2011 Game Developers Conference Europe Hosts More Than 2,100 Attendees
The 2011 GDC Europe concluded on Wednesday, August 17 with a successful showing and a final attendee count of more than 2,100 game professionals representing 57 countries.
A marquee keynote lineup of notable industry veterans, from wooga founder and CEO Jens Begemann, to co-creator of the legendary Ultima series and founder of social media games developer Portalarium Richard Garriott, to Epic Games president Dr. Michael Capps, among others, joined an additional 170 European and international speakers, a total of 46 exhibitors and 35 sponsors and more than 300 media representatives covering game development on PC, social networking sites, consoles and mobile platforms.
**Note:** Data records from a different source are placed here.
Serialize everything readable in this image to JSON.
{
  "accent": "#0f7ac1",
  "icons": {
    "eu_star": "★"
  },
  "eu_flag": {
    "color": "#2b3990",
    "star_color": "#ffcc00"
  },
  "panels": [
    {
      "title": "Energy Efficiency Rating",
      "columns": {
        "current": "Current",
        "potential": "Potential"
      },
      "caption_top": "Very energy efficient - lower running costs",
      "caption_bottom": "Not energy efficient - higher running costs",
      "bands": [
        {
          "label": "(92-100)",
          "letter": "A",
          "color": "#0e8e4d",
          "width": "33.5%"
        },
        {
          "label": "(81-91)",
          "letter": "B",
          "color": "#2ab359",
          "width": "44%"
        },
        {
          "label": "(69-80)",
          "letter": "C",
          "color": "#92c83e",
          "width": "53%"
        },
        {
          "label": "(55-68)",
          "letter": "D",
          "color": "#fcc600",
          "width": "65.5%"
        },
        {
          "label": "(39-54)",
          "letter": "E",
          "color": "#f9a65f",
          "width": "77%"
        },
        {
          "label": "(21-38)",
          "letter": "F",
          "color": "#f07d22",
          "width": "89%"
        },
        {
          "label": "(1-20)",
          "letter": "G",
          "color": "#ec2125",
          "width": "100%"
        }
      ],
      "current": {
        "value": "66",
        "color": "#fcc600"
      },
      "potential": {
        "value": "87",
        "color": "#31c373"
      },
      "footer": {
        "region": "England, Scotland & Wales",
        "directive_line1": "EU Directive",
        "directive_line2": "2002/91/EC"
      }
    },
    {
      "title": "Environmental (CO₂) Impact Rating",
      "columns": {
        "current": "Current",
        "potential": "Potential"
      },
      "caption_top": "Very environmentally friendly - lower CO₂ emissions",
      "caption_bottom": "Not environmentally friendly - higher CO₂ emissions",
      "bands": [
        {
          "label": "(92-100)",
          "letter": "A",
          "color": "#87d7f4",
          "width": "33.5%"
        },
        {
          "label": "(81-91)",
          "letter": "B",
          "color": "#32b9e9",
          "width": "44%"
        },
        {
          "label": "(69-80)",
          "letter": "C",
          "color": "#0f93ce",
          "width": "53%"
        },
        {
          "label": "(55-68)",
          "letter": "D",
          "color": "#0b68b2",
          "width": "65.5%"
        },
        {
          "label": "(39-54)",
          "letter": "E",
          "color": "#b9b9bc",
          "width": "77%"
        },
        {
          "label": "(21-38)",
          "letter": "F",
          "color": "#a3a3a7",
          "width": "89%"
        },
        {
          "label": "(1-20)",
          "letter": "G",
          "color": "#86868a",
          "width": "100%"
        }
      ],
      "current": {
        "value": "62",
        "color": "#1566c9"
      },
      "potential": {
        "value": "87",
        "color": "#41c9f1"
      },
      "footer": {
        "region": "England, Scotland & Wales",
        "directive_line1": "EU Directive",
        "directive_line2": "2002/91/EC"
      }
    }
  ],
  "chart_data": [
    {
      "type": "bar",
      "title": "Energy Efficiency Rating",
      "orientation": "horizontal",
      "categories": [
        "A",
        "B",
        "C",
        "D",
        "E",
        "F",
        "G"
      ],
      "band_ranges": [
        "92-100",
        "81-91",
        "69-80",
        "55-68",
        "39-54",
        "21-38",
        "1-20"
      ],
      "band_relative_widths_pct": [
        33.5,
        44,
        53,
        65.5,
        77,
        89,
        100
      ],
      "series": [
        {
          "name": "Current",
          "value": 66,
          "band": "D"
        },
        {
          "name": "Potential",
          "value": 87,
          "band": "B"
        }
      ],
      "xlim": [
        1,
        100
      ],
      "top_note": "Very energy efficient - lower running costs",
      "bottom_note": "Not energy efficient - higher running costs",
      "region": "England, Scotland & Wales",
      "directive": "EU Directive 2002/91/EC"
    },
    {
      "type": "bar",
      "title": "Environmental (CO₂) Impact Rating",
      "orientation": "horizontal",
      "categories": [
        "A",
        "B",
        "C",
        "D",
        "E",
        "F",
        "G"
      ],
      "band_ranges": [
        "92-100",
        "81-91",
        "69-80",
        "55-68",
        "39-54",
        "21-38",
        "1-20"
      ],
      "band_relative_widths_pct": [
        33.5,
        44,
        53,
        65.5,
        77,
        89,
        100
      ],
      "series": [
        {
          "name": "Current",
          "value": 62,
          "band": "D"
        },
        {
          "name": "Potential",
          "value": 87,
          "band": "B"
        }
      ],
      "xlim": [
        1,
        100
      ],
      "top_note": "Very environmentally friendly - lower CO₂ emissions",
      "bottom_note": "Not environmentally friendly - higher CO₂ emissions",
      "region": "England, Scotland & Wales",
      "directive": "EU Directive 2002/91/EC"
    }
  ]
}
Event organizers also announced that GDC Europe will return to Cologne, Germany on August 13-15, 2012.
In its third year, GDC Europe continued the tradition of bringing high-quality content to the European game development community. The introduction of the Social Games, Independent Games, Smartphone and Tablet Games, and Community Management Summits demonstrated the increasing importance of these developing areas that are pertinent to European game development. The Social Games Summit also proved to be a forum that showcased the spirit alive across both European and Western independent developers including speakers Kellee Santiago from thatgamecompany, Frictional Games' Thomas Grip, and Spaces of Play's Marek Plichta.
Highlights of day one at GDC Europe included wooga CEO Jens Begemann giving a keynote discussing today's social games and how they are not designed to turn all core gamers into FarmVille farmers. In his talk, Begemann surprised attendees with the live, real-time launch of Magic Land, a title that contains an exciting mix of social gaming elements with aspects from the dungeon-crawling genre. The first day of GDC Europe also featured a keynote talk by Enric Alvarez, game director and co-author of Castlevania: Lords of Shadow and founder of its development studio Mercury Steam, who discussed how the small Spanish studio met the challenge in taking on a beloved franchise from a Japanese developer.